As Sal Abdulla stated in an episode of The Role Forward, “While spreadsheets are useful for analysis and ad hoc purposes, they are not suitable as databases or integration tools.”

Although creating occasional, ad hoc financial waterfall charts in spreadsheets may be feasible, relying on spreadsheets becomes more challenging when building complex waterfall models. In this scenario, a significant amount of time is spent extracting data from source systems, consolidating it into a model, and constructing intricate formulas, leaving little time for uncovering the strategic insights that could drive business growth.

But even if you’re just building out a simple waterfall chart, there’s the potential for issues in a spreadsheet. Your spreadsheet-based waterfalls are:

  • Prone to human error. Whenever formulas and data are manually inputted into a spreadsheet, there is a risk of errors and typos that can lead to incorrect numbers or even cause the entire model to fail.
  • Poor collaboration tools. Stakeholders in a business may comprehend a waterfall chart created in a spreadsheet, but the limitations become apparent when they cannot drill deeper into the data or add comments with ease. This hinders opportunities to enhance collaboration across the business.
  • Unable to meet real-time demands. The extensive time required to gather the financial and operational data needed for spreadsheet-based waterfalls makes it challenging to keep up with the demands of the business. Automating data aggregation and using real-time data are significant reasons to steer away from spreadsheets for creating waterfall charts and models.

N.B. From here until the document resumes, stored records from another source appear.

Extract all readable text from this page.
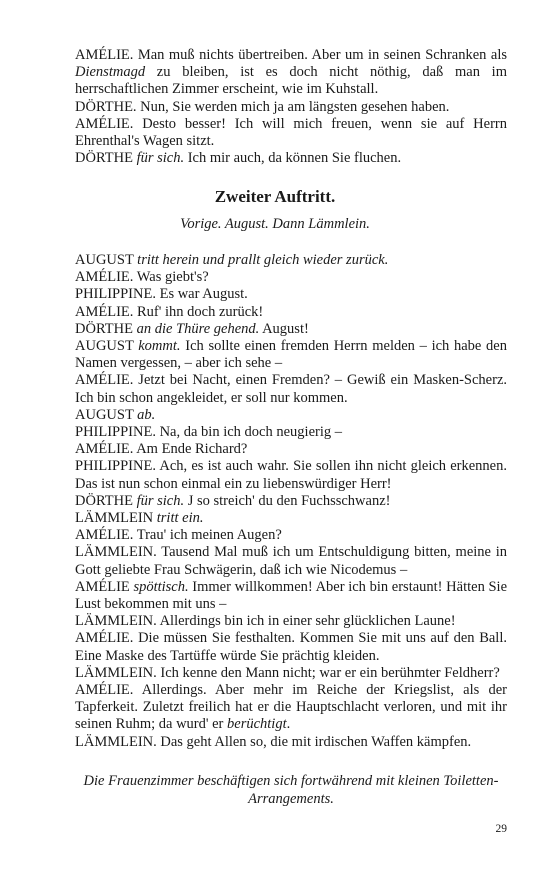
AMÉLIE. Man muß nichts übertreiben. Aber um in seinen Schranken als Dienstmagd zu bleiben, ist es doch nicht nöthig, daß man im herrschaftlichen Zimmer erscheint, wie im Kuhstall.

DÖRTHE. Nun, Sie werden mich ja am längsten gesehen haben.

AMÉLIE. Desto besser! Ich will mich freuen, wenn sie auf Herrn Ehrenthal's Wagen sitzt.

DÖRTHE für sich. Ich mir auch, da können Sie fluchen.

Zweiter Auftritt.

Vorige. August. Dann Lämmlein.

AUGUST tritt herein und prallt gleich wieder zurück.

AMÉLIE. Was giebt's?

PHILIPPINE. Es war August.

AMÉLIE. Ruf' ihn doch zurück!

DÖRTHE an die Thüre gehend. August!

AUGUST kommt. Ich sollte einen fremden Herrn melden – ich habe den Namen vergessen, – aber ich sehe –

AMÉLIE. Jetzt bei Nacht, einen Fremden? – Gewiß ein Masken-Scherz. Ich bin schon angekleidet, er soll nur kommen.

AUGUST ab.

PHILIPPINE. Na, da bin ich doch neugierig –

AMÉLIE. Am Ende Richard?

PHILIPPINE. Ach, es ist auch wahr. Sie sollen ihn nicht gleich erkennen. Das ist nun schon einmal ein zu liebenswürdiger Herr!

DÖRTHE für sich. J so streich' du den Fuchsschwanz!

LÄMMLEIN tritt ein.

AMÉLIE. Trau' ich meinen Augen?

LÄMMLEIN. Tausend Mal muß ich um Entschuldigung bitten, meine in Gott geliebte Frau Schwägerin, daß ich wie Nicodemus –

AMÉLIE spöttisch. Immer willkommen! Aber ich bin erstaunt! Hätten Sie Lust bekommen mit uns –

LÄMMLEIN. Allerdings bin ich in einer sehr glücklichen Laune!

AMÉLIE. Die müssen Sie festhalten. Kommen Sie mit uns auf den Ball. Eine Maske des Tartüffe würde Sie prächtig kleiden.

LÄMMLEIN. Ich kenne den Mann nicht; war er ein berühmter Feldherr?

AMÉLIE. Allerdings. Aber mehr im Reiche der Kriegslist, als der Tapferkeit. Zuletzt freilich hat er die Hauptschlacht verloren, und mit ihr seinen Ruhm; da wurd' er berüchtigt.

LÄMMLEIN. Das geht Allen so, die mit irdischen Waffen kämpfen.

Die Frauenzimmer beschäftigen sich fortwährend mit kleinen Toiletten-Arrangements.

29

The limitations of spreadsheets are not novel, they have been present since the inception of spreadsheets and are not unique to the creation of waterfall charts in Microsoft Excel 2016.

Just because you have the capability to create waterfall charts in Excel does not necessarily mean it’s the most efficient way to present financial information. Modern finance software provides an alternative solution, making it simple to analyze the numbers, produce visually appealing charts, maintain stakeholder consensus, and automate the creation of waterfall models.